Ci vorranno anni perché le torri che hanno acceso il sogno di Philippe Petit vengano erette, eppure lui già studia, disegna, pianifica in direzione di quell’impresa impossibile. Vive a Parigi, il suo minuscolo appartamento è vicino a Notre Dame e un giorno riconosce nelle due torri dell’imponente cattedrale gotica una corrispondenza reale con l’immagine del suo sogno. E comincia ad elaborare in concreto un piano d’azione. Per prima cosa costruisce un modellino in scala della chiesa, che gli serve a prendere in considerazione tutti gli aspetti coinvolti e anche a prevedere possibili imprevisti. Su quel modellino fa calcoli tecnici, studia la logistica. Quanto materiale serve e quanto peserà? Dove andrà montato? E come sarà possibile introdursi a Notre Dame per farlo? Nessuno gli darà mai i permessi per un’azione apparentemente così insensata e per di più irragionevolmente pericolosa. Come non farsi scoprire da quelle autorità che già lo hanno arrestato diverse volte per i suoi spettacoli di strada senza permesso?



Come per ogni piano criminale che si rispetti, Philippe Petit ha bisogno di complici. Tra i primi e certamente i più fidati sono Annie, la sua fidanzata, e Jean-Louis Blondeau, con i quali trascorre infinite ore davanti al modellino, Annie e Jean-Louis lo aiutano a focalizzarsi sui difetti del piano, sulle sue mancanze e a prevedere gli ostacoli.

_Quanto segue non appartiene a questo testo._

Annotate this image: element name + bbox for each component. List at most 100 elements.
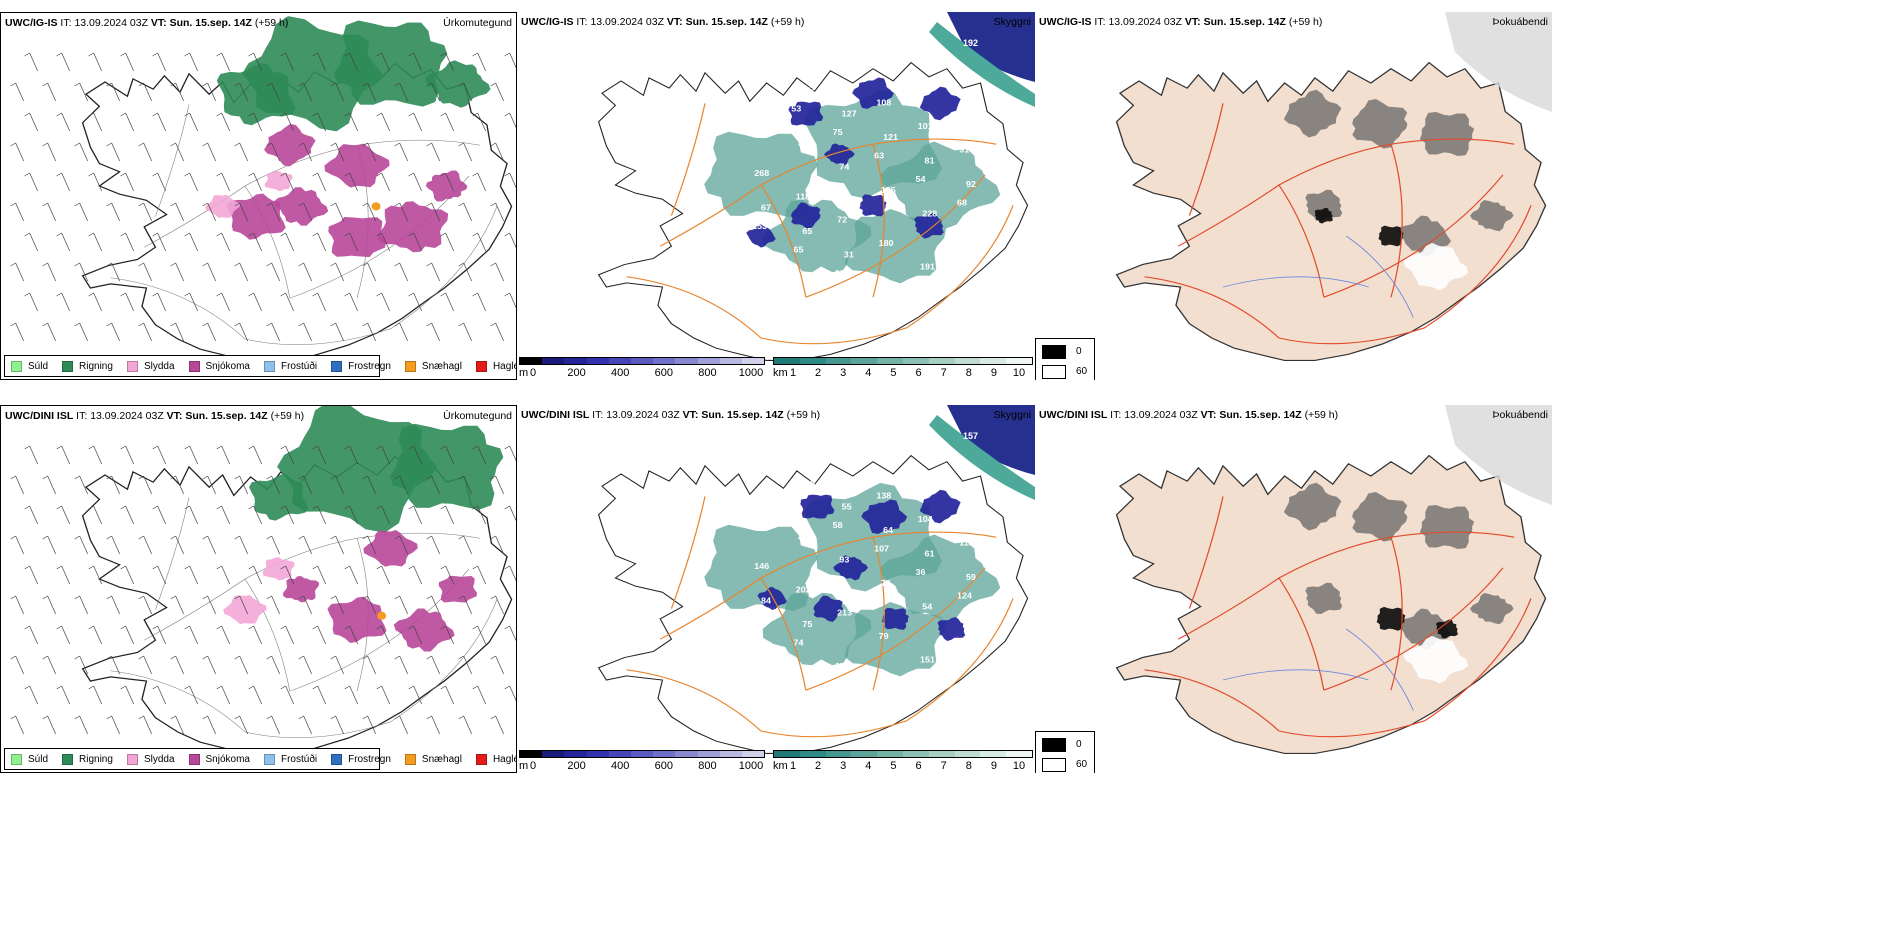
rain-area <box>389 423 504 510</box>
wind-barb <box>234 535 248 555</box>
cloud-base-label: 67 <box>835 661 845 671</box>
cloud-base-label: 82 <box>750 80 760 90</box>
cloud-base-label: 53 <box>791 104 801 114</box>
wind-barbs <box>10 52 516 342</box>
wind-barb <box>504 232 516 249</box>
wind-barb <box>394 535 408 555</box>
road-line <box>626 205 1014 345</box>
wind-barb <box>440 52 454 72</box>
wind-barb <box>216 625 230 645</box>
wind-barb <box>42 322 56 342</box>
wind-barb <box>394 655 408 675</box>
snow-area <box>282 576 320 603</box>
colorbar-tick: 9 <box>990 760 997 772</box>
wind-barb <box>56 112 70 132</box>
low-visibility-area <box>844 601 947 677</box>
wind-barb <box>10 655 24 675</box>
legend-label: Frostregn <box>348 360 391 372</box>
legend-item: Frostregn <box>331 753 391 765</box>
wind-barb <box>138 595 152 615</box>
cloud-base-label: 68 <box>957 198 967 208</box>
colorbar-tick: 9 <box>990 367 997 379</box>
wind-barb <box>312 445 326 465</box>
cloud-base-label: 260 <box>798 532 813 542</box>
wind-barb <box>426 262 440 282</box>
colorbar-segment <box>675 358 698 364</box>
colorbar-segment <box>774 751 800 757</box>
legend-item: Rigning <box>62 360 113 372</box>
colorbar-unit: m <box>519 367 529 379</box>
colorbar-tick: 5 <box>890 760 897 772</box>
panel-title: UWC/DINI ISL IT: 13.09.2024 03Z VT: Sun.… <box>5 410 305 422</box>
cloud-base-label: 91 <box>959 145 969 155</box>
wind-barb <box>440 505 454 525</box>
wind-barb <box>74 595 88 615</box>
wind-barb <box>266 535 280 555</box>
cloud-base-label: 36 <box>916 567 926 577</box>
wind-barb <box>490 475 504 495</box>
cloud-base-label: 64 <box>883 526 893 536</box>
wind-barb <box>120 112 134 132</box>
wind-barb <box>376 112 390 132</box>
low-cloud-area <box>852 77 894 109</box>
wind-barb <box>376 565 390 585</box>
fog-high-swatch <box>1042 738 1066 752</box>
wind-barb <box>330 322 344 342</box>
road-line <box>110 599 498 738</box>
road-line <box>805 567 986 691</box>
cloud-base-label: 59 <box>966 572 976 582</box>
colorbar-tick: 7 <box>940 760 947 772</box>
colorbar-segment <box>697 751 720 757</box>
wind-barb <box>504 112 516 129</box>
colorbar-segment <box>851 751 878 757</box>
colorbar-segment <box>902 751 929 757</box>
wind-barb <box>234 262 248 282</box>
wind-barb <box>312 172 326 192</box>
wind-barb <box>56 232 70 252</box>
wind-barb <box>490 82 504 102</box>
wind-barb <box>120 172 134 192</box>
wind-barb <box>10 475 24 495</box>
cloud-base-label: 53 <box>750 473 760 483</box>
colorbar-segment <box>630 751 654 757</box>
cloud-base-label: 121 <box>835 268 850 278</box>
wind-barb <box>312 112 326 132</box>
wind-barb <box>426 535 440 555</box>
wind-barb <box>362 475 376 495</box>
wind-barb <box>202 535 216 555</box>
colorbar-tick: 5 <box>890 367 897 379</box>
wind-barb <box>408 172 422 192</box>
legend-label: Slydda <box>143 360 175 372</box>
dense-fog-area <box>1314 207 1333 224</box>
legend-item: Súld <box>11 360 48 372</box>
wind-barb <box>472 232 486 252</box>
cloud-base-label: 28 <box>759 256 769 266</box>
colorbar-tick: 600 <box>654 760 673 772</box>
fog-panel-row2: UWC/DINI ISL IT: 13.09.2024 03Z VT: Sun.… <box>1035 405 1552 773</box>
fog-index-area <box>1352 99 1408 149</box>
road-line <box>659 531 997 640</box>
colorbar-segment <box>877 358 903 364</box>
wind-barb <box>408 625 422 645</box>
wind-barb <box>202 82 216 102</box>
road-line <box>659 138 997 247</box>
wind-barb <box>376 445 390 465</box>
low-cloud-area <box>919 489 961 524</box>
colorbar-strip <box>519 357 765 365</box>
precip-panel-row2: UWC/DINI ISL IT: 13.09.2024 03Z VT: Sun.… <box>0 405 517 773</box>
wind-barb <box>376 505 390 525</box>
snow-area <box>425 170 468 202</box>
legend-label: Haglél <box>492 753 516 765</box>
road-line <box>1188 496 1224 609</box>
low-cloud-area <box>914 212 944 239</box>
wind-barb <box>362 655 376 675</box>
wind-barb <box>298 82 312 102</box>
legend-item: Haglél <box>475 753 516 765</box>
fog-index-area <box>1419 504 1475 550</box>
wind-barb <box>280 445 294 465</box>
legend-swatch <box>475 753 487 765</box>
wind-barb <box>170 715 184 735</box>
wind-barb <box>42 262 56 282</box>
wind-barb <box>138 475 152 495</box>
legend-swatch <box>331 753 343 765</box>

Solo l’attenta considerazione di tutti i possibili problemi e imprevisti innesca la miccia dell’ingegno creativo che porta alla loro soluzione. Come quando decidono che il modo migliore per passare il cavo tra le due torri è quello di legare un filo leggero ad una pallina che verrà lanciata da un terrazzo a quello dell’altra torre, per poi legarci e passarsi una corda a cui legare il pesante cavo. Per mesi e mesi Philppe e i suoi assistenti fanno sopralluoghi e inscenano prove generali del ‘colpo’. Con una chiave universale Petit è in grado di scassinare qualsiasi serratura ed è così che, la notte tra il 25 e il 26 giugno 1971, si introduce coi suoi complici a Notre Dame per fissare alla perfezione il cavo, i suoi ingranaggi attentamente calibrati, i tiranti che danno stabilità al cavo sapientemente ancorati ai punti strategici, tutto eseguito in clandestinità per esser pronto allo strabiliante spettacolo della mattina, che Jean-Louis Blondeau documenta da una delle torri con la sua macchina fotografica.



Nei giorni successivi i giornali di tutto il mondo riportano in prima pagina la notizia di quell’atto non per la sua natura criminale ma per l’incredibile meraviglia che suscita, per la bellezza che sprigiona un atto di libertà creativa senza precedenti eseguito con una maestria e uno stile senza uguali. Perché chi ha visto Philippe Petit camminare a 70 metri da terra tra i due campanili, non ha respirato il brivido della paura che cadesse, come spesso accade coi funamboli al circo. Tutto sembra avvenire senza sforzo e senza paura, così che il gesto non appaia come l’arrogante sfida alla morte di uno spericolato ma come l’affermazione vitale della sconfinata bellezza della creatività umana. Sono gli anni di studio, di pratica costante, di perfezionamento, di pianificazione, di tentativi, deviazioni, errori ad aver cancellato la paura dal vocabolario esistenziale ed espressivo di Philppe Petit, che non salirebbe mai sul cavo senza la consapevolezza di non essere a rischio che gli deriva dalla scrupolosità quasi ossessiva con cui si occupa personalmente di tutto.



Di tutto questo il pubblico vede solo la parte finale, la fluida naturalezza della passeggiata di Petit, la serena concentrazione di quell’uomo in perfetta comunione col cielo, indifferente al vuoto sottostante, in grado di mostrarci come possibile ciò che credevamo impossibile, perché questo è il fuoco creativo che anima Philppe Petit che infatti, appena le Torri Gemelle verranno completate nel 1974, le inaugurerà con una camminata che è a tutti gli effetti un capolavoro di creatività.